劉王氏一邊找出針線,一邊抽空回答道:「給你爹用的,快,把你爹的衣服找出來!」
有孩子他爹在衙門當差,生活條件比起普通百姓好那麼一點點,至少家裡有換著穿的舊衣服。
城外傳來的喊殺聲越來越大,讓劉王氏心急如焚。因此慌亂之下,幾次都針扎到了手上。但她只是用嘴一吸血,就繼續往氈帽上縫製瓦片了。
不知覺間,城外傳來的喊殺聲越來越小,似乎還在慢慢地遠去,不過劉王氏沒有注意這點,她在氈帽的額頭、頭頂、以及兩頰部分都縫上了瓦片。樣式有點搞笑,氈帽也變得有點重了,不過卻讓她感到一絲心安。
兩名孩子知道了母親在做什麼,早已補充了瓦片,拿著他們父親的衣裳站在那裡,看到母親縫製好了氈帽,就趕緊遞上手中的衣裳。
劉王氏快速接過,馬上又開始往兩側肩膀和胸口位置縫起瓦片起來。
忽然,「呯」地一聲響,房門被推開,冷風隨之灌了進來,凍得屋裡的三人都不由得打了個冷顫。

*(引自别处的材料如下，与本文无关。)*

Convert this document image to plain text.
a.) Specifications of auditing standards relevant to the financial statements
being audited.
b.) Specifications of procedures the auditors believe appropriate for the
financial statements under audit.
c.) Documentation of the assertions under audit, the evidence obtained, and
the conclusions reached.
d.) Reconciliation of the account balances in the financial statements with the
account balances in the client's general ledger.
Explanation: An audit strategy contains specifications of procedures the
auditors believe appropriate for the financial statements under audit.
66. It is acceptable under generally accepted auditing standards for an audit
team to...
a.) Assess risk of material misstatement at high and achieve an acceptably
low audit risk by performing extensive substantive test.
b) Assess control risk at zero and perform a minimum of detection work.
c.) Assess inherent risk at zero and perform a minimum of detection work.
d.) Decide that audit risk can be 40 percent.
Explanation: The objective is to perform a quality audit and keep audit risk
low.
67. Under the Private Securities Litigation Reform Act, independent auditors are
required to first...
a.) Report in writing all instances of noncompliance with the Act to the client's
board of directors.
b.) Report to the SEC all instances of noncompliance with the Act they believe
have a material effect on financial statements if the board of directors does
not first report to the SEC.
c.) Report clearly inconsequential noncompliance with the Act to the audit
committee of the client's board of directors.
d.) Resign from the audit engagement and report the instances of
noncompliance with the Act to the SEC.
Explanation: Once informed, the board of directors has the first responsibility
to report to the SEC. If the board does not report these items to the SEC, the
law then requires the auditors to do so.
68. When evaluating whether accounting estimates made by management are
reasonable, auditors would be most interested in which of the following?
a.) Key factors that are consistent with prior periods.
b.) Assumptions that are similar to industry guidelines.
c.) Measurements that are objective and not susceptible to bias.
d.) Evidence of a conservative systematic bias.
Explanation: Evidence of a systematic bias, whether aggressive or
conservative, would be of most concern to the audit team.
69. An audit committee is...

他們心中亦是一驚,轉頭望去。
只見孩子他爹連門都沒關好,一下衝到了她眼前,用驚訝地語氣大聲問道:「你怎麼知道會有援軍的?」
「援軍?」劉王氏有點不解地反問了下,而後馬上回過神來,轉眼大喜,連忙問道:「援軍真得來了,城外的建虜退了麼?」
「沒有!」劉衙役聽了露出失望的神情,搖搖頭道,「被建虜殺得大敗,除了死的,都已經逃走了!」
他在衙門待著,自然比普通人知道更多的東西。在他看來,明軍見建虜,猶如小雞見老鷹,能離多遠就多遠,根本不可能來救昌黎的。
也因此,之前劉王氏跟他說的時候,他也只是當戲言而已。要真和縣尊去說,那就是腦子被門夾了。
可沒想到,他竟然還真是看到了明軍。雖然據城頭上的人說,那支明軍好像只是路過,可終歸是在被建虜圍城攻打的時候,看到了明軍的影子。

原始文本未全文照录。